All eligibility criteria and other modalities of the ABSPP and
CBPP3 remain unaltered under the programme. In addition it was
decided that:

Securities purchased under the expanded asset purchase
programme that are not covered by the ABSPP or CBPP3 must have a
minimum remaining maturity of 2 years and a maximum remaining
maturity of 30 years at the time of purchase.
Securities purchased under the expanded asset purchase
programme that are not covered by the ABSPP or CBPP3 will be
subject to an issue limit, an aggregate holding limit and other
operational modalities specified, in particular, with the aim of
preserving market functioning and allowing the formation of a
market price on a given security.

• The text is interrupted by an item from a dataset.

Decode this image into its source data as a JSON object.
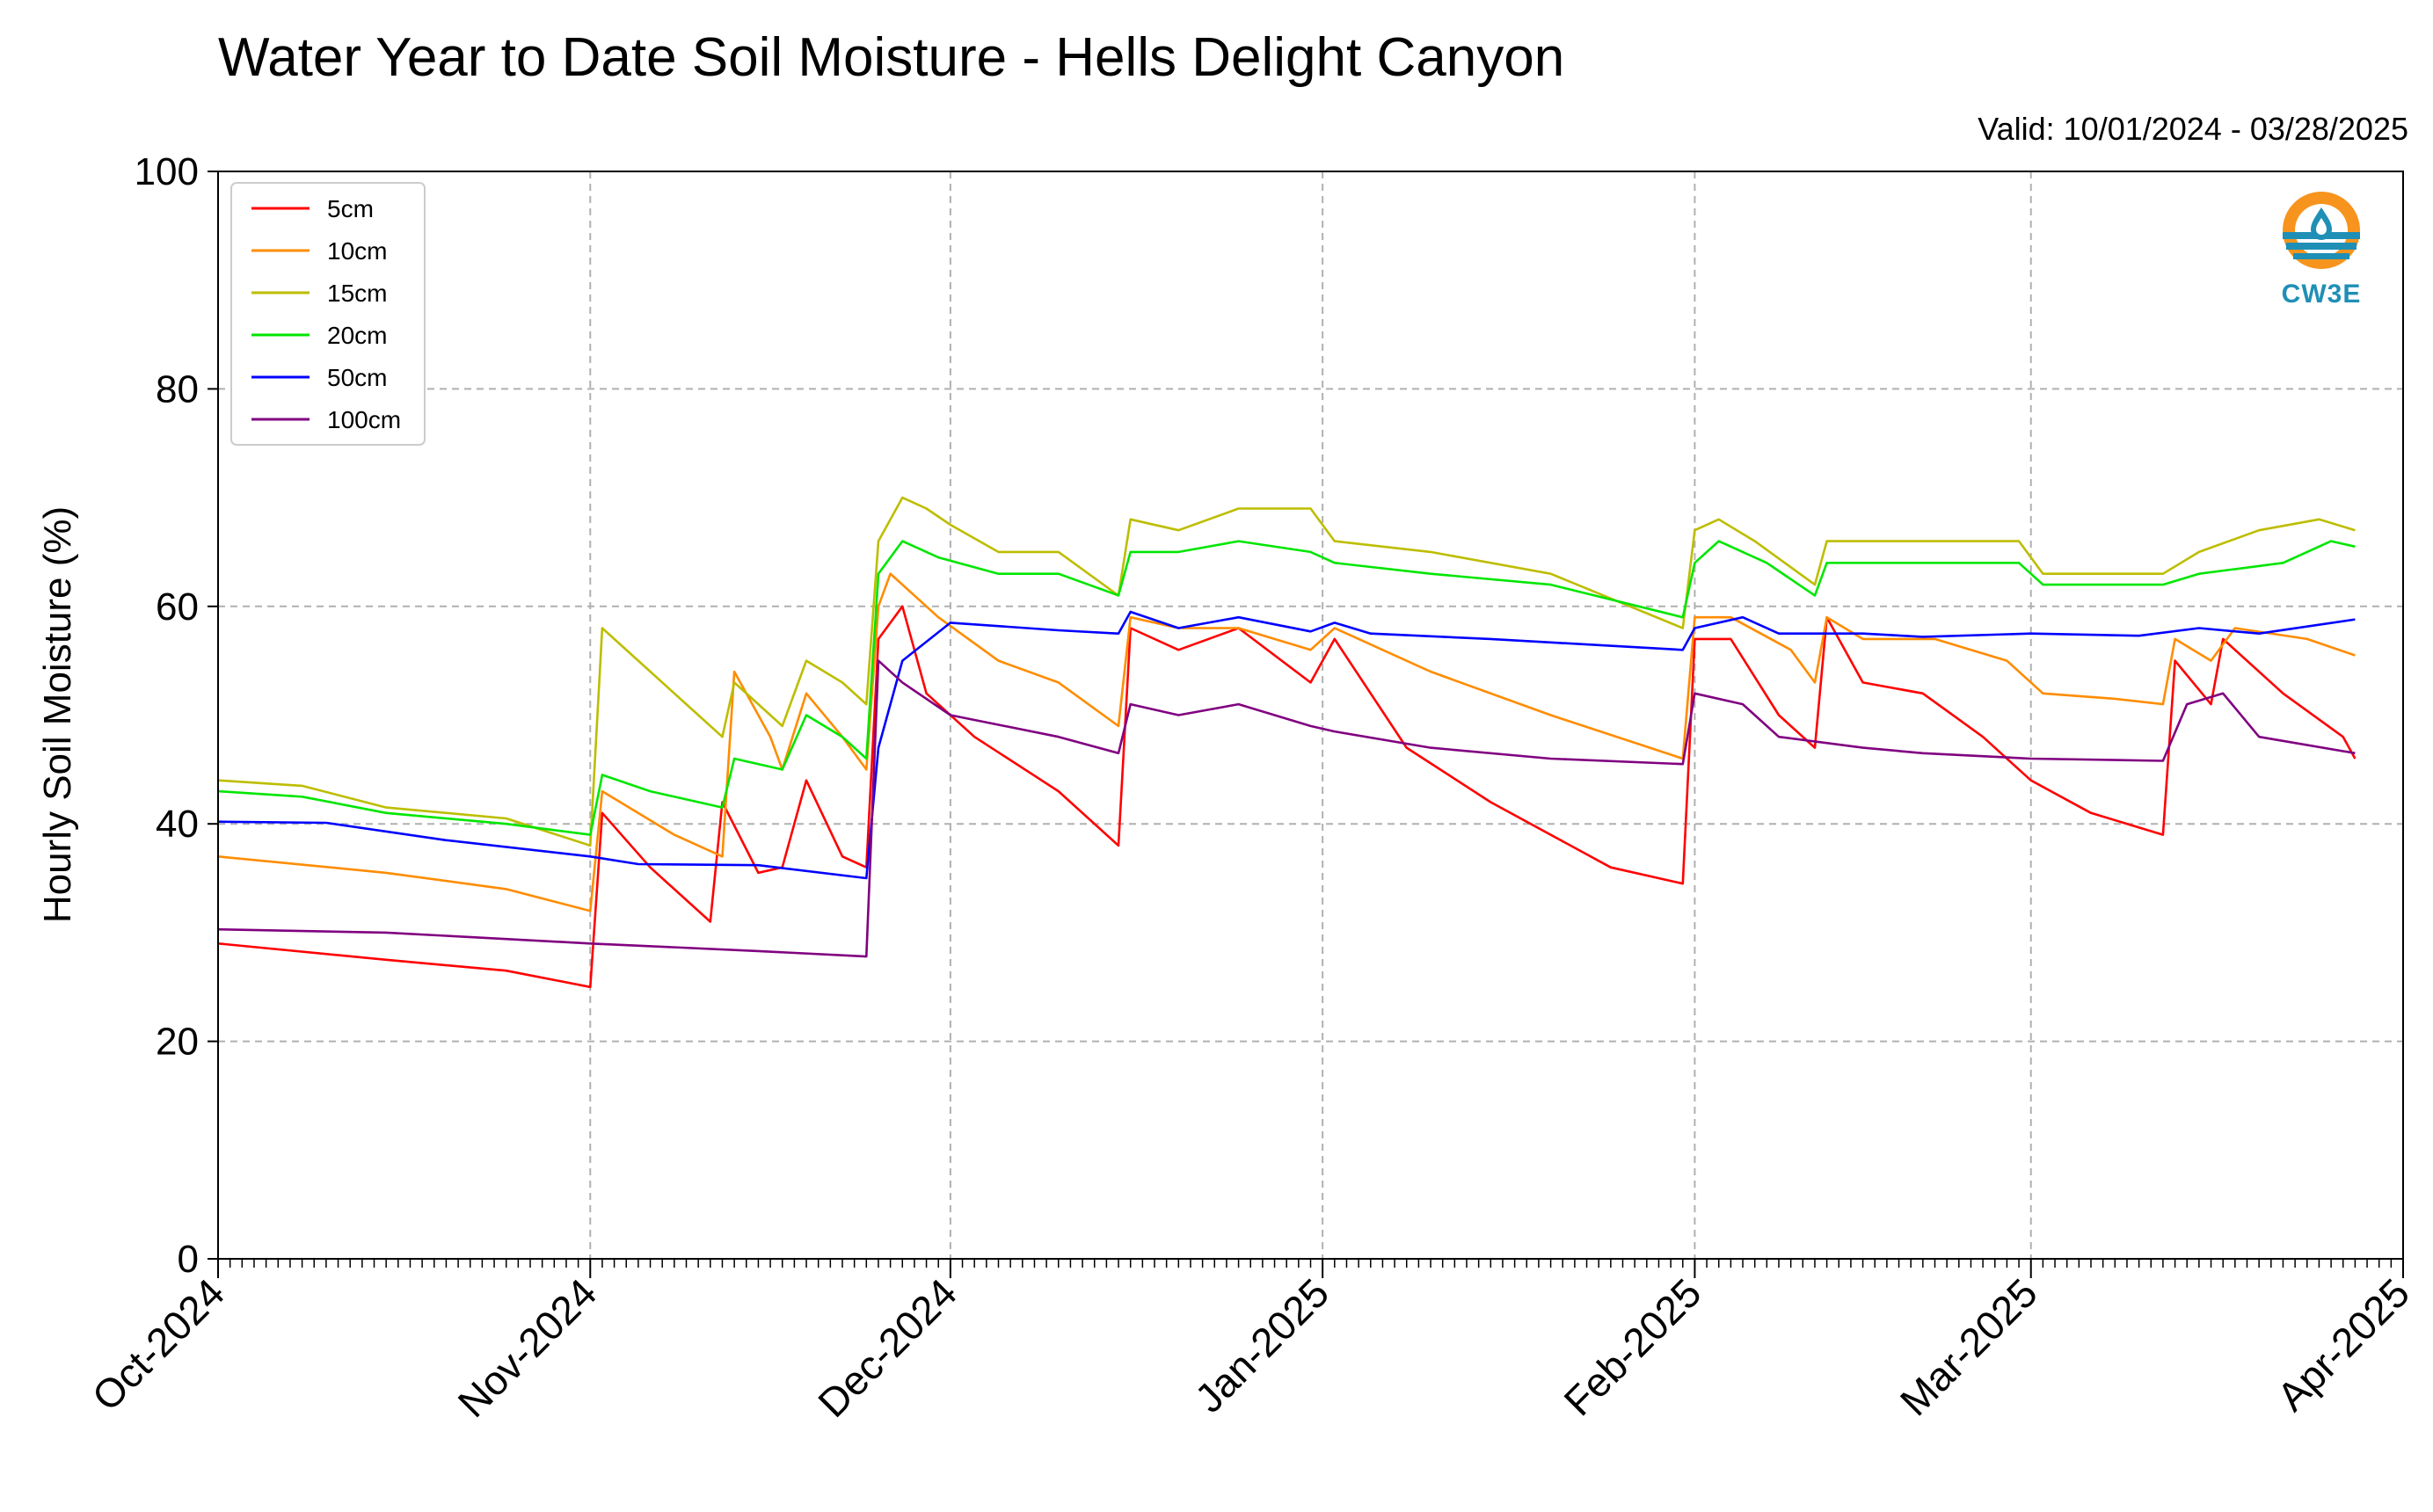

Moreover, the limits ensure that
the application of collective action clauses for a bondholder
decision is not obstructed.
Regarding creditor treatment, the Eurosystem accepts the same
(pari passu) treatment as private investors with respect to
securities purchased by the Eurosystem, in accordance with the
terms of such securities.
Purchases of securities under the expanded asset purchase
programme that are not covered by the ABSPP or CBPP3 will be
allocated across issuers from the various euro area countries on
the basis of the ECB’s capital key.
Holdings of securities issued by central governments, certain
agencies established in the euro area and certain international or
supranational institutions located in the euro area will be valued
at amortised cost, in line with Guideline ECB/2010/20 on the legal
framework for accounting and financial reporting in the ESCB, as
amended.
The eligible counterparties for purchases shall be those
eligible for the Eurosystem’s monetary policy instruments, together
with any other counterparties used by the Eurosystem for the
investment of its euro-denominated portfolios.
Holdings of securities issued by central governments, certain
agencies established in the euro area and certain international or
supranational institutions located in the euro area purchased under
the expanded asset purchase programme will be eligible for
securities lending.
Transactions in securities purchased under the programme will
be published in a weekly report which will list holdings at
amortised cost by asset type. In addition, for securities purchased
under the expanded asset purchase programme that are not covered by
the ABSPP or CBPP3, a report of the amounts held, valued at
amortised cost, and the weighted average remaining maturity by
issuer residence will be released on a monthly basis.